I did a search on this site and couldn't find any mention of the Detroiter. I first heard of this train through an interview with Elaine Stritch, who said that once she got on the Detroiter to NYC she never looked back. However, she did go back home to Michigan soon before she died. (What a nostalgic trip....)

All I know so far about the train is what I read here:

http://www.american-rails.com/detroiter.html

I'd be interested in any other comments or personal experience from folks on here.

Also am I understanding it correctly in saying that the Detroiter ran through Canada?? Was this the practice on other trains in an earlier era?

Also general question on trains of this era (all sleeper and no intermediate stops): how much would a sleeper on that route or a similar train of the 30s/40s/50s cost in todays' dollars?


----------



## NS VIA Fan (Nov 10, 2014)

northnorthwest said:


> Also am I understanding it correctly in saying that the Detroiter ran through Canada?? Was this the practice on other trains in an earlier era?


Yes, New York Central and later Penn Central trains between Detroit and Buffalo then onto New York ran through Canada……hundreds of passengers per day on several trains.

Even Amtrak served this route in the mid to late 1970s.


----------



## jis (Nov 10, 2014)

NS VIA Fan said:


> Yes, New York Central and later Penn Central trains between Detroit and Buffalo then onto New York ran through Canada……hundreds of passengers per day on several trains.
> 
> Even Amtrak served this route in the mid to late 1970s.

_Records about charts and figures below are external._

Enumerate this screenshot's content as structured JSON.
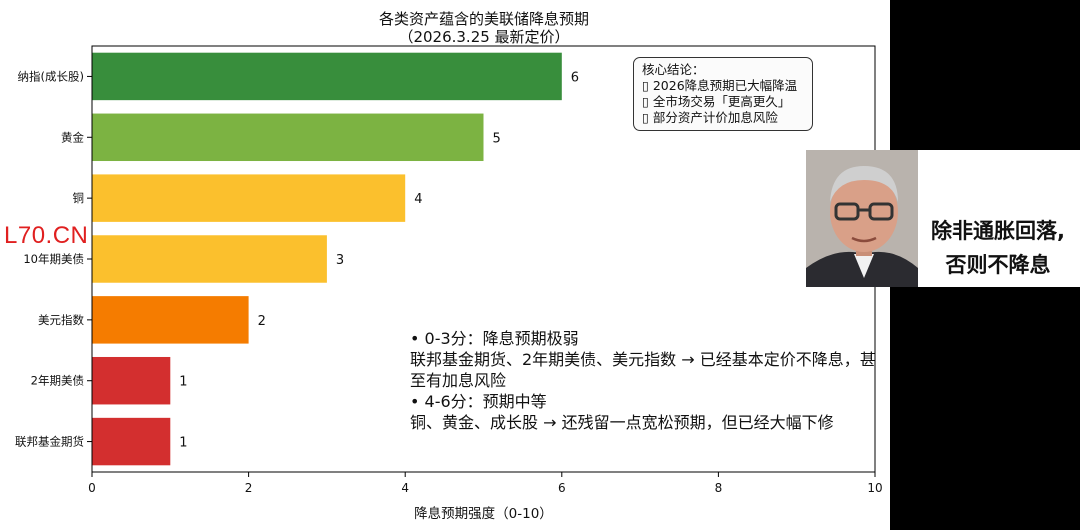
{
  "chart_data": {
    "type": "bar",
    "orientation": "horizontal",
    "title": "各类资产蕴含的美联储降息预期",
    "subtitle": "（2026.3.25 最新定价）",
    "xlabel": "降息预期强度（0-10）",
    "ylabel": "",
    "xlim": [
      0,
      10
    ],
    "xticks": [
      "0",
      "2",
      "4",
      "6",
      "8",
      "10"
    ],
    "grid": false,
    "categories": [
      "纳指(成长股)",
      "黄金",
      "铜",
      "10年期美债",
      "美元指数",
      "2年期美债",
      "联邦基金期货"
    ],
    "values": [
      6,
      5,
      4,
      3,
      2,
      1,
      1
    ],
    "bar_colors": [
      "#388e3c",
      "#7cb342",
      "#fbc02d",
      "#fbc02d",
      "#f57c00",
      "#d32f2f",
      "#d32f2f"
    ],
    "value_labels": [
      "6",
      "5",
      "4",
      "3",
      "2",
      "1",
      "1"
    ]
  },
  "conclusion": {
    "title": "核心结论：",
    "items": [
      "▯ 2026降息预期已大幅降温",
      "▯ 全市场交易「更高更久」",
      "▯ 部分资产计价加息风险"
    ]
  },
  "notes": {
    "line1": "• 0-3分：降息预期极弱",
    "line2": "联邦基金期货、2年期美债、美元指数 → 已经基本定价不降息，甚至有加息风险",
    "line3": "• 4-6分：预期中等",
    "line4": "铜、黄金、成长股 → 还残留一点宽松预期，但已经大幅下修"
  },
  "watermark": "L70.CN",
  "photo_caption": "除非通胀回落,\n否则不降息"
}
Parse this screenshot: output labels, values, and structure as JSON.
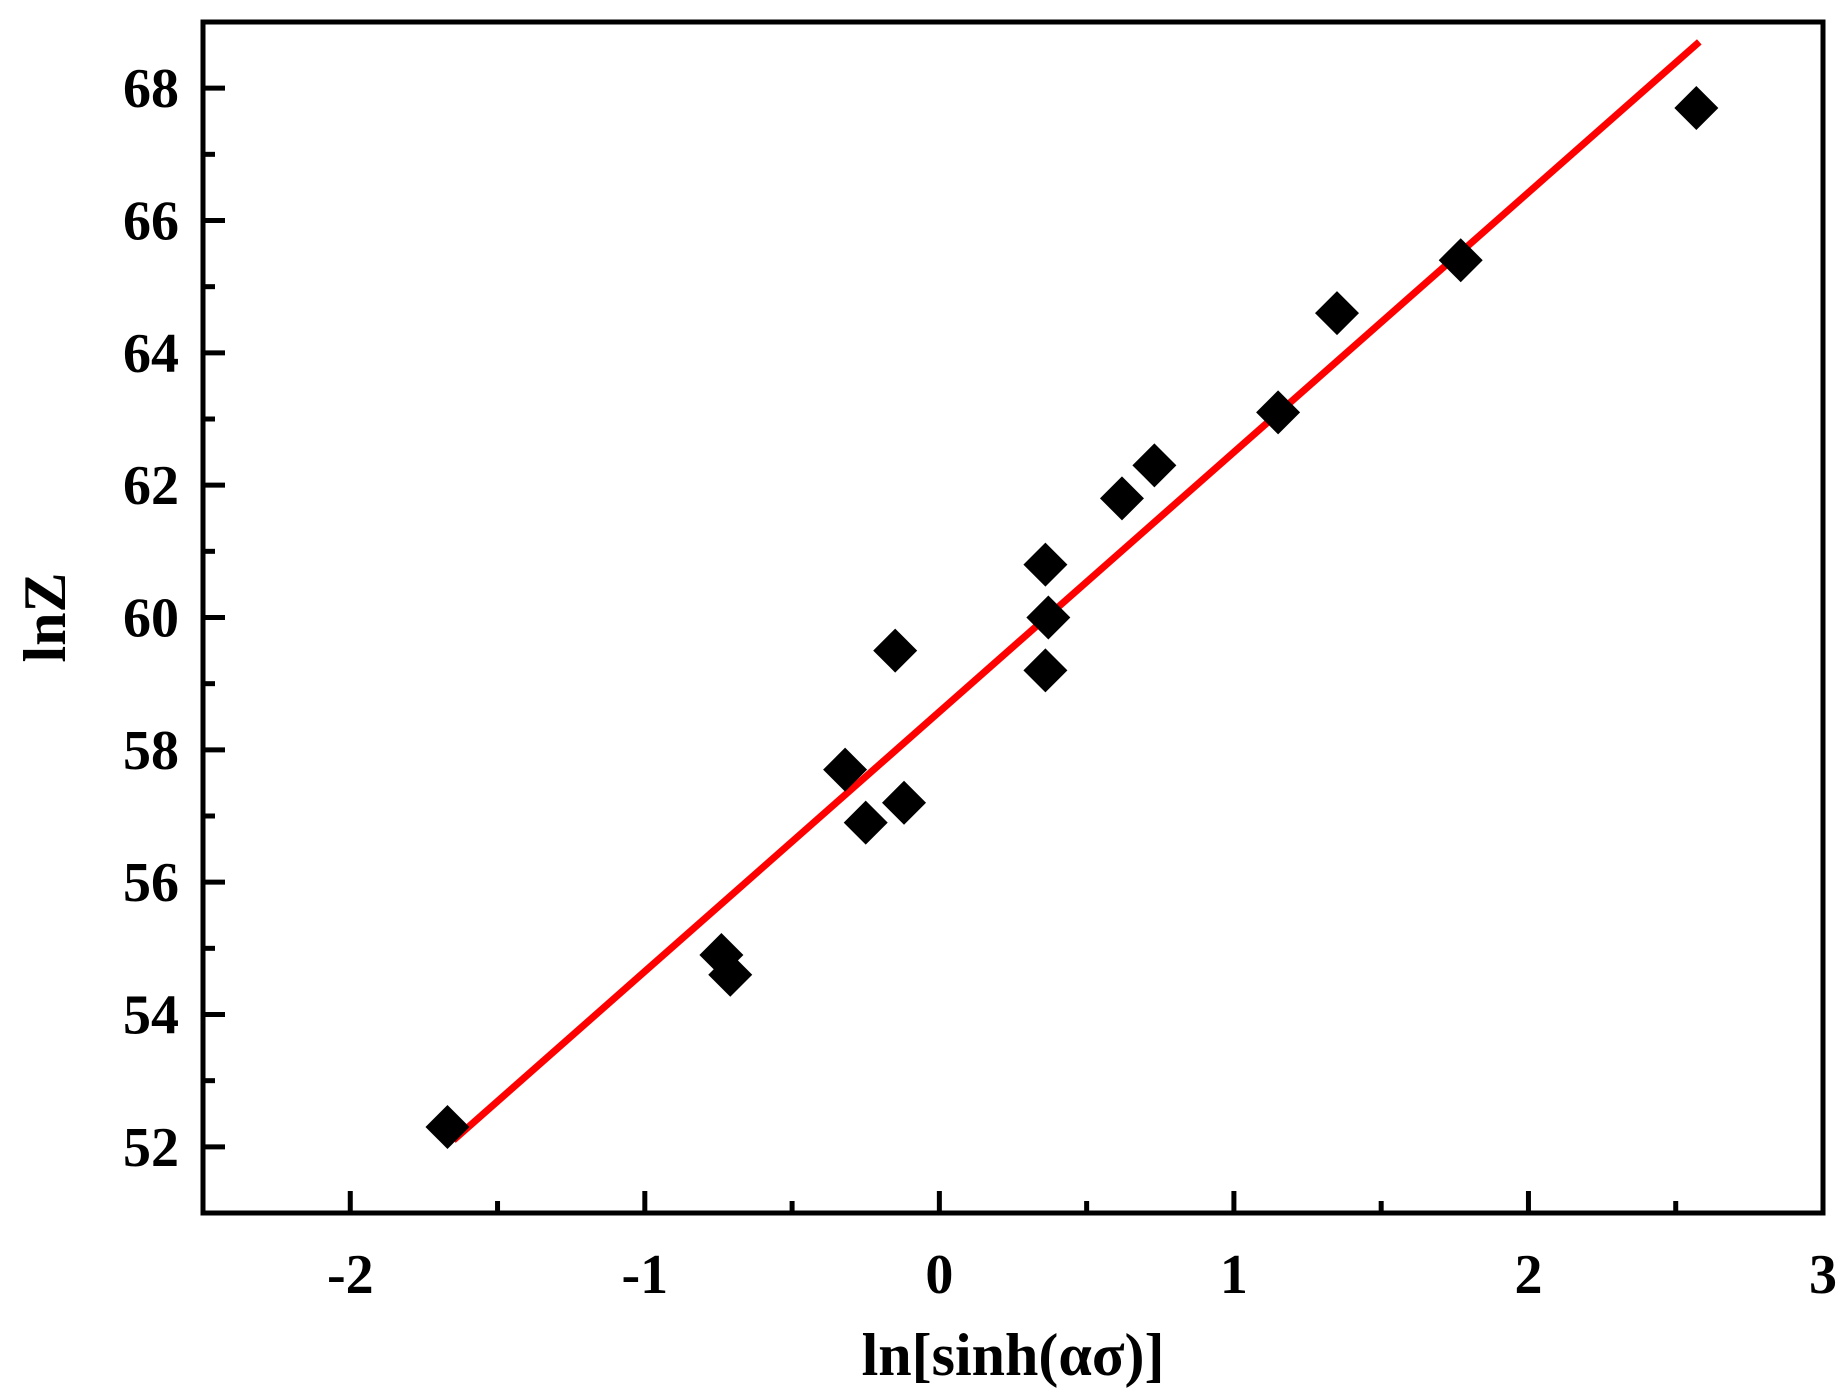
{
  "chart_data": {
    "type": "scatter",
    "xlabel": "ln[sinh(ασ)]",
    "ylabel": "lnZ",
    "xlim": [
      -2.5,
      3
    ],
    "ylim": [
      51,
      69
    ],
    "x_ticks": [
      -2,
      -1,
      0,
      1,
      2,
      3
    ],
    "x_tick_labels": [
      "-2",
      "-1",
      "0",
      "1",
      "2",
      "3"
    ],
    "y_ticks": [
      52,
      54,
      56,
      58,
      60,
      62,
      64,
      66,
      68
    ],
    "y_tick_labels": [
      "52",
      "54",
      "56",
      "58",
      "60",
      "62",
      "64",
      "66",
      "68"
    ],
    "grid": false,
    "legend": "none",
    "series": [
      {
        "kind": "scatter",
        "marker": "diamond",
        "color": "#000000",
        "points": [
          {
            "x": -1.67,
            "y": 52.3
          },
          {
            "x": -0.74,
            "y": 54.9
          },
          {
            "x": -0.71,
            "y": 54.6
          },
          {
            "x": -0.32,
            "y": 57.7
          },
          {
            "x": -0.25,
            "y": 56.9
          },
          {
            "x": -0.15,
            "y": 59.5
          },
          {
            "x": -0.12,
            "y": 57.2
          },
          {
            "x": 0.36,
            "y": 60.8
          },
          {
            "x": 0.37,
            "y": 60.0
          },
          {
            "x": 0.36,
            "y": 59.2
          },
          {
            "x": 0.62,
            "y": 61.8
          },
          {
            "x": 0.73,
            "y": 62.3
          },
          {
            "x": 1.15,
            "y": 63.1
          },
          {
            "x": 1.35,
            "y": 64.6
          },
          {
            "x": 1.77,
            "y": 65.4
          },
          {
            "x": 2.57,
            "y": 67.7
          }
        ]
      },
      {
        "kind": "line",
        "color": "#ff0000",
        "x": [
          -1.65,
          2.58
        ],
        "y": [
          52.1,
          68.7
        ]
      }
    ]
  }
}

I believe the Amtrak train, at least for a period was called the _Niagara Rainbow_


----------



## the_traveler (Nov 10, 2014)

I think it was.


----------



## NS VIA Fan (Nov 10, 2014)

jis said:


> NS VIA Fan said:
> 
> 
> > Yes, New York Central and later Penn Central trains between Detroit and Buffalo then onto New York ran through Canada……hundreds of passengers per day on several trains.
> ...


Originally the Empire State Express then The Niagara Rainbow:

(from the Museum of RR Timetables)

http://www.timetables.org/full.php?group=19751130&item=0035

http://www.timetables.org/full.php?group=19780108&item=0031

Here the Niagara Rainbow at St. Thomas Ontario in Nov 1977


----------